Making a conjecture of a closed form

Question

There's a formula given $$ T(m,n) = \left\{ \begin{array}{l l} 1 & \quad \text{if $m=0$}\\ 1+T(n \mod m, m) & \quad \text{if $m>0$} \end{array} \right.$$ We're told to use repeated substitution to make a conjecture about a closed form for $T(F(n),F(n+1))$, where $F(k)$ is the $k^{th}$ Fibonacci number.This is a practice question and I have no idea how to start. Could someone help?

Answer 1

For $F_0 = 0, F_1 = F_2=1, \dotsc$ consider

$$ \begin{align} T(F_n, F_{n+1}) &= 1+T(F_{n+1}\mod{F_n}, F_n) & \text{by definition}\\ &= 1+T(F_{n-1}\mod{F_n}, F_n) & \text{since }F_{n+1} = F_n+F_{n-1}\\ &= 1+T(F_{n-1}, F_n) & \text{since }F_{n-1} \le F_n\\ \end{align} $$ continuing, we see $$ \begin{align} T(F_n, F_{n+1}) &= 1+T(F_{n-1}, F_n)\\ & = 2 +T(F_{n-2}, F_{n-1})\\ & = 3 +T(F_{n-3}, F_{n-2}) \end{align} $$ and in general $$ T(F_n, F_{n+1}) = k+T(F_{n-k}, F_{n-k+1}) $$ so when $k=n$ we have $$ T(F_n, F_{n+1}) = n+T(F_0, F_1) = n+T(0, 1) = n+1 $$ Now to make a conjecture about the growth of $T(F_n, F_{n+1})$ we need to find how large $n+1$, the run time, will be in terms of the size of $F_{n+1}$. There is a closed form for this, namely $$ F_k = \frac{\phi^k-\psi^k}{\sqrt{5}} $$ where $\phi = (1+\sqrt 5)/2\approx1.618$ and $\psi = (1-\sqrt 5)/2\approx-0.618$. Since $|\psi|<1$ that term will be negligible for sufficiently large values of $k$ so we have $F_k\approx \phi^k/\sqrt5$. Taking the log (to the base $\phi$) of both sides, we have $\log{F_k}\approx k-\log{\sqrt5}$, so $k$ will be $\log {F_k}$ plus a constant which we can ignore. In terms, then, of its arguments, $p, q$, with $q \ge p$ we'll have our conjecture: $$ T(p, q) = O(\log q) $$ which happens to be true, even if we don't restrict ourselves to Fibonacci numbers for the arguments.
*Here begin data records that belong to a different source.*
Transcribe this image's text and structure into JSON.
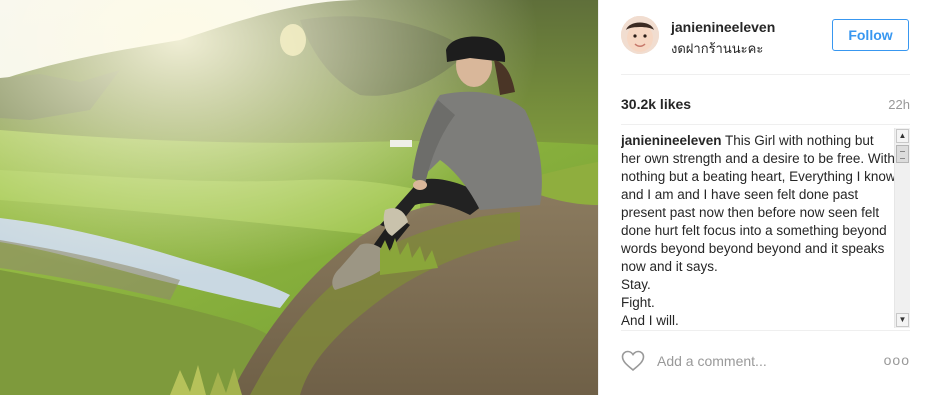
{
  "post": {
    "username": "janienineeleven",
    "location": "งดฝากร้านนะคะ",
    "follow_label": "Follow",
    "likes": "30.2k likes",
    "time": "22h",
    "caption_user": "janienineeleven",
    "caption_text": " This Girl with nothing but her own strength and a desire to be free. With nothing but a beating heart, Everything I know and I am and I have seen felt done past present past now then before now seen felt done hurt felt focus into a something beyond words beyond beyond beyond and it speaks now and it says.\nStay.\nFight.\nAnd I will.",
    "comment_placeholder": "Add a comment...",
    "more_icon": "more-dots-icon",
    "heart_icon": "heart-outline-icon"
  },
  "colors": {
    "accent": "#3897f0",
    "text": "#262626",
    "muted": "#999999"
  }
}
This function is just the timing function for the Euclidean algorithm, which finds the greatest common divisor of the arguments:

gcd(p, q) =
   if p = 0
      return q
   else
      return gcd(q mod p, p)

For instance, $$ \gcd(15, 24) = \gcd(9, 15) = \gcd(6, 9) = \gcd(3, 6) = \gcd(0, 3) = 3 $$ after five recursive calls. It happens that the longest this algorithm will take to complete is when the arguments are consecutive Fibonacci numbers. The upshot is that, fortunately for us this is fast, being no worse than proportional to the number of digits in the arguments.